Is there a slowdown in capex?2 min read . Updated: 07 Oct 2010, 09:30 PM IST
Is there a slowdown in capex?
Is there a slowdown in capex?
Concerns on sluggish capital investment activity seem to be growing. According to IIFL Ltd’s economist Ashutosh Datar: “In the current fiscal, the investment cycle has not taken off as expected—be it in roads, railways or industry." A key indicator is the order inflows in engineering and capital goods sector, which analysts feel will be subdued for the September quarter. That too, after a weak June quarter for most companies, save for behemoths such as Bharat Heavy Electronics Ltd (Bhel) and Larsen and Toubro Ltd (L&T).
Also See The Capex Effect (Graphic)
Some of the macro indicators are not so robust. The latest year-on-year non-food credit numbers show that growth has been steadily slowing. But then one could perhaps question this as an indicator of capex, since this data does not take into account the funds raised by firms from outside the banking ambit. The macro data on fixed capital formation has also not been very strong. What could be the reason for the lacklustre capex? After the initial post-election euphoria on an infrastructure push, there has been a definite slowdown in orders tendered by the government. “We do not see any big-bang orders from bodies like Power Grid Corp. Ltd and NTPC Ltd," says an analyst with a Mumbai-based broking firm. Cut to the private sector and it is only the country’s consumption-driven firms like auto and auto parts, pharmaceuticals, fertilizers and white goods that are adding capacities. These do not make for headline capex as the investment outlay is rather low.
What would make for headlines is big-ticket investment activity in sectors such as ferrous and non-ferrous metals, oil and gas and infrastructure. But, barring power, orders in roads and railways are yet to take off. Analysts feel that in sectors such as steel and aluminium where imports are viable, firms are not confident of demand supporting aggressive expansion. Besides, with firms such as Sterlite Ltd hitting regulatory roadblocks, firms are cautious. Add to that higher interest rates.
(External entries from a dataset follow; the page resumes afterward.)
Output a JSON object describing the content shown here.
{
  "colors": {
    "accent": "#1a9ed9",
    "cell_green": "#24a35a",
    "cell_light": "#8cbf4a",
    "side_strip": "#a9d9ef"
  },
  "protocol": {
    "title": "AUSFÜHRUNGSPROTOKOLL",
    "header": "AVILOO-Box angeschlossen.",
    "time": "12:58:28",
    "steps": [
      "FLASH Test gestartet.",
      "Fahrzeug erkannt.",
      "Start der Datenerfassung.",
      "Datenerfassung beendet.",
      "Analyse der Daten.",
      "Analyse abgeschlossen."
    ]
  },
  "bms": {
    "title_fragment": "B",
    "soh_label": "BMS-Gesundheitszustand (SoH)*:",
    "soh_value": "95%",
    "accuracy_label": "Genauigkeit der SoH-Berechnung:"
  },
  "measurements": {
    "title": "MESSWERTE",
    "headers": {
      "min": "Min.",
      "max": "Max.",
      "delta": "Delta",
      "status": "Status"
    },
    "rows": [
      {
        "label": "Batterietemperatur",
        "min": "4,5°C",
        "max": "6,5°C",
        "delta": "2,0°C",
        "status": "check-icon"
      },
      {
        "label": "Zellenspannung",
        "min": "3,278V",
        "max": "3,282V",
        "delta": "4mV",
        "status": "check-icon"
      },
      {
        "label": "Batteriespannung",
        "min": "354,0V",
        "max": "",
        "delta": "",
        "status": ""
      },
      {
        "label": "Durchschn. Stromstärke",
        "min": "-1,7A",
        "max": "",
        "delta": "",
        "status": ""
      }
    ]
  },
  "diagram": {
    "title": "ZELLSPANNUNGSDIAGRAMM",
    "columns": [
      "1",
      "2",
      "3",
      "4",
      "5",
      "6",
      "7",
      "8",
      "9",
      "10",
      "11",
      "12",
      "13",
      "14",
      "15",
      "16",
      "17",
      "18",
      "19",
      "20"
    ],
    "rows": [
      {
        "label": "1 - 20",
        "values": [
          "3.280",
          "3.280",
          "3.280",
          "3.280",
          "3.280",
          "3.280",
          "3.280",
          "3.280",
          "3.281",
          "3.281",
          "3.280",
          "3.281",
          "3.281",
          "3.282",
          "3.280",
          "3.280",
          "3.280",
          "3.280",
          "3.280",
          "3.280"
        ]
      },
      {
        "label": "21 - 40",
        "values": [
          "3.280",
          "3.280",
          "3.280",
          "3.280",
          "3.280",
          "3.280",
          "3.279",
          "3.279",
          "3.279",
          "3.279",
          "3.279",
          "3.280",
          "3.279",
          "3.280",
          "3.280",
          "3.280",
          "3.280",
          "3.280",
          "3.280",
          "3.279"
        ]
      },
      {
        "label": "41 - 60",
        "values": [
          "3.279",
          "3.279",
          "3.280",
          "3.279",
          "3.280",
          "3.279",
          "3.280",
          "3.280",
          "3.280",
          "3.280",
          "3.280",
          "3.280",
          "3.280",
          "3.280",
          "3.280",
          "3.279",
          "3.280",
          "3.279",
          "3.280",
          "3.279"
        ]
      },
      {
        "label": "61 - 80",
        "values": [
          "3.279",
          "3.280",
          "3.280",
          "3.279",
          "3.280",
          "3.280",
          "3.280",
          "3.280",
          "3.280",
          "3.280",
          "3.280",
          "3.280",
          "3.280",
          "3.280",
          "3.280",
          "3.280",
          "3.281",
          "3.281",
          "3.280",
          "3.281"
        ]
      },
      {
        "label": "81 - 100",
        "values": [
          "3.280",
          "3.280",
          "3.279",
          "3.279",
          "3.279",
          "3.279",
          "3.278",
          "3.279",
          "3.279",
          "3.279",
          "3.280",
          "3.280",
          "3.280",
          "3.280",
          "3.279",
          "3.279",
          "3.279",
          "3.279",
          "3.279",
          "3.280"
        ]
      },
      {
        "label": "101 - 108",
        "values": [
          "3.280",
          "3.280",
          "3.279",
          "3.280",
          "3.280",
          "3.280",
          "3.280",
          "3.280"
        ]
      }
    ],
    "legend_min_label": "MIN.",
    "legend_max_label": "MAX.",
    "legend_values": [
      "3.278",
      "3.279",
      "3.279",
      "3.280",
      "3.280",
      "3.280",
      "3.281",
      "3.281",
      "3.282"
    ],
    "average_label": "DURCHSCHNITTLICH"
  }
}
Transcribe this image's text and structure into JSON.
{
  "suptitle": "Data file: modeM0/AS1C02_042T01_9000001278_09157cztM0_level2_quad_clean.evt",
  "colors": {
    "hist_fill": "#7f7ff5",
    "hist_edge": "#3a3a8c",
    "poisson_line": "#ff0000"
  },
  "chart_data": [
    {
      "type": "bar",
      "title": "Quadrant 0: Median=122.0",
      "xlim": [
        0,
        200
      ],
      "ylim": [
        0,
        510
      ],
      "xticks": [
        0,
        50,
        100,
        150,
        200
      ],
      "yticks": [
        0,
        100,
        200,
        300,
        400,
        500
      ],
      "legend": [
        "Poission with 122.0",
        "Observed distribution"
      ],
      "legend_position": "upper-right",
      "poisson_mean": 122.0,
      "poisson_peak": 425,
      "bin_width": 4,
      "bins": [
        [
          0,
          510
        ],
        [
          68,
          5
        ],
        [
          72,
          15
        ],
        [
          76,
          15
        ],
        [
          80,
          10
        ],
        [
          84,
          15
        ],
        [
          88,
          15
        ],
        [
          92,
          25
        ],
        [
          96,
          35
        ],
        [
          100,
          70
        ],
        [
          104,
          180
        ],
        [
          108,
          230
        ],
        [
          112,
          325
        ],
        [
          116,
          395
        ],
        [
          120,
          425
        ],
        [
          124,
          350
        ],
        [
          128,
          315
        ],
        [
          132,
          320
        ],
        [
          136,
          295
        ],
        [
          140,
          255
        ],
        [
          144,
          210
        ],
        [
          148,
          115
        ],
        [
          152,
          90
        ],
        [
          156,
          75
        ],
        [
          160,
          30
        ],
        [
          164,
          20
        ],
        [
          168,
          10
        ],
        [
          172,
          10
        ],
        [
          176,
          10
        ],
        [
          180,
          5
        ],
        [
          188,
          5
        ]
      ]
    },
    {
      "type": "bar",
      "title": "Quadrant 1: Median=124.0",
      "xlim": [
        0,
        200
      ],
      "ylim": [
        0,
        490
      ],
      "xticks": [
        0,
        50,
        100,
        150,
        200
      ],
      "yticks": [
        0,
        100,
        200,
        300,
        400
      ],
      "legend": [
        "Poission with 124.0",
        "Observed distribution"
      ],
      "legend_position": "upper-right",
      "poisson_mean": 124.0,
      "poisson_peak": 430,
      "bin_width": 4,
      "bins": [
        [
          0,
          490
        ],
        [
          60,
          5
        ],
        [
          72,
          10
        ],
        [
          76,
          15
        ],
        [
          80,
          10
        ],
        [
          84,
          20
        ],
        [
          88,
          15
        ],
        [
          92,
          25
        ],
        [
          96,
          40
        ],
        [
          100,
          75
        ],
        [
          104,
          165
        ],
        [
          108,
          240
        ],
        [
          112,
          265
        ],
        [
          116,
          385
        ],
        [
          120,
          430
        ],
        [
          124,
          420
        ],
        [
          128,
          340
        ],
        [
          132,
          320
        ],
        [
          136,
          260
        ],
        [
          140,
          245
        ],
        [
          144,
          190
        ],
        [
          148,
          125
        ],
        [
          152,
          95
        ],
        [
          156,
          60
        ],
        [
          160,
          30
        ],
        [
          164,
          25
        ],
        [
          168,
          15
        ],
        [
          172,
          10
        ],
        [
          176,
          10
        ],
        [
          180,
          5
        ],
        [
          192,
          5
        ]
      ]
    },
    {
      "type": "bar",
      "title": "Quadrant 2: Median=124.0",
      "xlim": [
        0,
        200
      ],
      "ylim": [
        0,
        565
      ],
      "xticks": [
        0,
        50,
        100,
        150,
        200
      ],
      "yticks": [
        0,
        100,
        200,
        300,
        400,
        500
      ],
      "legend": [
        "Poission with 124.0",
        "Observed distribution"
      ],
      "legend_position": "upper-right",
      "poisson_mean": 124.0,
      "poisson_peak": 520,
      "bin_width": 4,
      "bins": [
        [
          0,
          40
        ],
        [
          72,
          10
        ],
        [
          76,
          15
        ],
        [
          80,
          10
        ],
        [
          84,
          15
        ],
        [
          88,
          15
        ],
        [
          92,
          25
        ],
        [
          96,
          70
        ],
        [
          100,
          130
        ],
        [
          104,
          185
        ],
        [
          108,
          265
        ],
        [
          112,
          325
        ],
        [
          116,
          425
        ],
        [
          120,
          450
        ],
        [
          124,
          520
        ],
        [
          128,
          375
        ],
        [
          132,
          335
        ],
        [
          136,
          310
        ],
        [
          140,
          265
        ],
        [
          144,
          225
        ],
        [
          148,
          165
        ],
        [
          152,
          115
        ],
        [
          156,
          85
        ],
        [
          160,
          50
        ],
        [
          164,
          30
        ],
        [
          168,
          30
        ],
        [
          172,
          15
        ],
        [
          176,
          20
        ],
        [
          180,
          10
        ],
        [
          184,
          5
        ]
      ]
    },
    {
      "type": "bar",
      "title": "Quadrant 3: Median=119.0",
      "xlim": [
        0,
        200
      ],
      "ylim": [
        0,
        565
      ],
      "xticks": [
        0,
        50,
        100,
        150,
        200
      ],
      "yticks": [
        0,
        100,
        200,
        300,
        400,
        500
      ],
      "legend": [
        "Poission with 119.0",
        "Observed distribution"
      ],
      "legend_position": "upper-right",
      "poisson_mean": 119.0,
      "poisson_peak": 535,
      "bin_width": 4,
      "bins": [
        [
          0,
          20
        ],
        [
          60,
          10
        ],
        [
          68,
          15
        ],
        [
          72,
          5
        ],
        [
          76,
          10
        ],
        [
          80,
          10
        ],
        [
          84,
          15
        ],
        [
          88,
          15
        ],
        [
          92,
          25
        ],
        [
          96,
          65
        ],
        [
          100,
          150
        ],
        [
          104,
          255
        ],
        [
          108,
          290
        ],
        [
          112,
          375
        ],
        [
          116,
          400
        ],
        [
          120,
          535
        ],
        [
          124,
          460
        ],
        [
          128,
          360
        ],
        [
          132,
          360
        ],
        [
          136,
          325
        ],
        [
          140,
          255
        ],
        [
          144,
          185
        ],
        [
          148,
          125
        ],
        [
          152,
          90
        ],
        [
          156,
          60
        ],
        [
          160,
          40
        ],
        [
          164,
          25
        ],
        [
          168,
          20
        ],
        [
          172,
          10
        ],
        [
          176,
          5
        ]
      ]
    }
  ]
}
So it’s not surprising that order inflows for engineering firms are low-key. That said, there is a divergent trend. The year-on-year growth rate for Bhel and L&T may be lower due their huge base of existing order book. But, analysts reckon that mid-cap firms such as ABB Ltd, Siemens Ltd and Crompton Greaves Ltd may not do very well during the September quarter.
The question is: If India’s economy is to grow at 8.5%, will investment activity catch up? Rapid economic growth has already led to a strain on existing infrastructure. Perhaps that’s why corporate managements still hope for big infrastructure spending by the government, looking for better capex in the December quarter. Perhaps the concern is best captured by the stock markets—the Capital Goods Index has underperformed the BSE Sensex over a one-year horizon.